If someone thinks of math that way, I can understand why it would be boring to them. Thats what I mean by blocked on arithmetic. If every thing is taught as a cookie-cutter process to follow its not surprising that people associate math with blindly following processes.
> If every thing is taught as a cookie-cutter process to follow its not surprising that people associate math with blindly following processes.
A hammer and a chisel are tools. You can use them to shave a bit of wood off the door, or you can use them to carve a beautiful sculpture. You can do neither without knowing how to use them.
I agree that too much of maths teaching is "here are 100 quadratics, go solve them" - which is obnoxious and dull. But "blindly following process" (matrix multiplication, change of variables/base, sum to infinity etc) happened throughout my degree and is a component of higher maths as well. Heck, most of the proofs I remember use "tricks" that any mathematician is expected to just know.
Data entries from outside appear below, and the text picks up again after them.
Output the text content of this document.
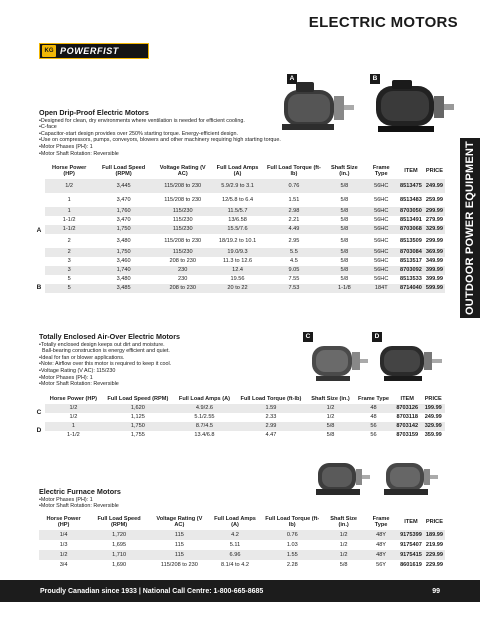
ELECTRIC MOTORS
KG POWERFIST
OUTDOOR POWER EQUIPMENT
A	B
Open Drip-Proof Electric Motors
•Designed for clean, dry environments where ventilation is needed for efficient cooling.
•C-face
•Capacitor-start design provides over 250% starting torque. Energy-efficient design.
•Use on compressors, pumps, conveyors, blowers and other machinery requiring high starting torque.
•Motor Phases (PH): 1
•Motor Shaft Rotation: Reversible
	Horse Power (HP)	Full Load Speed (RPM)	Voltage Rating (V AC)	Full Load Amps (A)	Full Load Torque (ft-lb)	Shaft Size (in.)	Frame Type	ITEM	PRICE
A	1/2	3,445	115/208 to 230	5.9/2.9 to 3.1	0.76	5/8	56HC	8513475	249.99
	1	3,470	115/208 to 230	12/5.8 to 6.4	1.51	5/8	56HC	8513483	259.99
	1	1,760	115/230	11.5/5.7	2.98	5/8	56HC	8703050	299.99
	1-1/2	3,470	115/230	13/6.58	2.21	5/8	56HC	8513491	279.99
	1-1/2	1,750	115/230	15.5/7.6	4.49	5/8	56HC	8703068	329.99
	2	3,480	115/208 to 230	18/19.2 to 10.1	2.95	5/8	56HC	8513509	299.99
	2	1,750	115/230	19.0/9.3	5.5	5/8	56HC	8703084	369.99
	3	3,460	208 to 230	11.3 to 12.6	4.5	5/8	56HC	8513517	349.99
	3	1,740	230	12.4	9.05	5/8	56HC	8703092	399.99
	5	3,480	230	19.56	7.55	5/8	56HC	8513533	399.99
B	5	3,485	208 to 230	20 to 22	7.53	1-1/8	184T	8714040	599.99
C	D
Totally Enclosed Air-Over Electric Motors
•Totally enclosed design keeps out dirt and moisture.
Ball-bearing construction is energy efficient and quiet.
•Ideal for fan or blower applications.
•Note: Airflow over this motor is required to keep it cool.
•Voltage Rating (V AC): 115/230
•Motor Phases (PH): 1
•Motor Shaft Rotation: Reversible
	Horse Power (HP)	Full Load Speed (RPM)	Full Load Amps (A)	Full Load Torque (ft-lb)	Shaft Size (in.)	Frame Type	ITEM	PRICE
C	1/2	1,620	4.9/2.6	1.59	1/2	48	8703126	199.99
	1/2	1,125	5.1/2.55	2.33	1/2	48	8703118	249.99
D	1	1,750	8.7/4.5	2.99	5/8	56	8703142	329.99
	1-1/2	1,755	13.4/6.8	4.47	5/8	56	8703159	359.99
Electric Furnace Motors
•Motor Phases (PH): 1
•Motor Shaft Rotation: Reversible
Horse Power (HP)	Full Load Speed (RPM)	Voltage Rating (V AC)	Full Load Amps (A)	Full Load Torque (ft-lb)	Shaft Size (in.)	Frame Type	ITEM	PRICE
1/4	1,720	115	4.2	0.76	1/2	48Y	9175399	189.99
1/3	1,695	115	5.11	1.03	1/2	48Y	9175407	219.99
1/2	1,710	115	6.96	1.55	1/2	48Y	9175415	229.99
3/4	1,690	115/208 to 230	8.1/4 to 4.2	2.28	5/8	56Y	8601619	229.99
Proudly Canadian since 1933 | National Call Centre: 1-800-665-8685	99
I sure as hell don't think children are taught maths well. I remember being taught how to take the derivative of x^2 without the teacher bothering to show where that came from or what it really meant. Heck - children are given the quadratic formula to memorise and basically told "it's magic, learn it" instead of showing them how you can trivially create it by completing the square.
But mathematics does involves a ton of following some process or other to get the problem into a format you can do something with. Probably by following a different process that you've done before. I'm not sold that you can simply eliminate that aspect.
Seems like we agree. I am only saying current math is too focused on the mechanical processes, so much that many people never even see the other (more important) conceptual side. Times tables don't need to be taught in class - there is nothing to teach. They just need to be memorized by students.
If someone thinks of math that way, I can understand why it would be boring to them. Thats what I mean by blocked on arithmetic. If every thing is taught as a cookie-cutter process to follow its not surprising that people associate math with blindly following processes.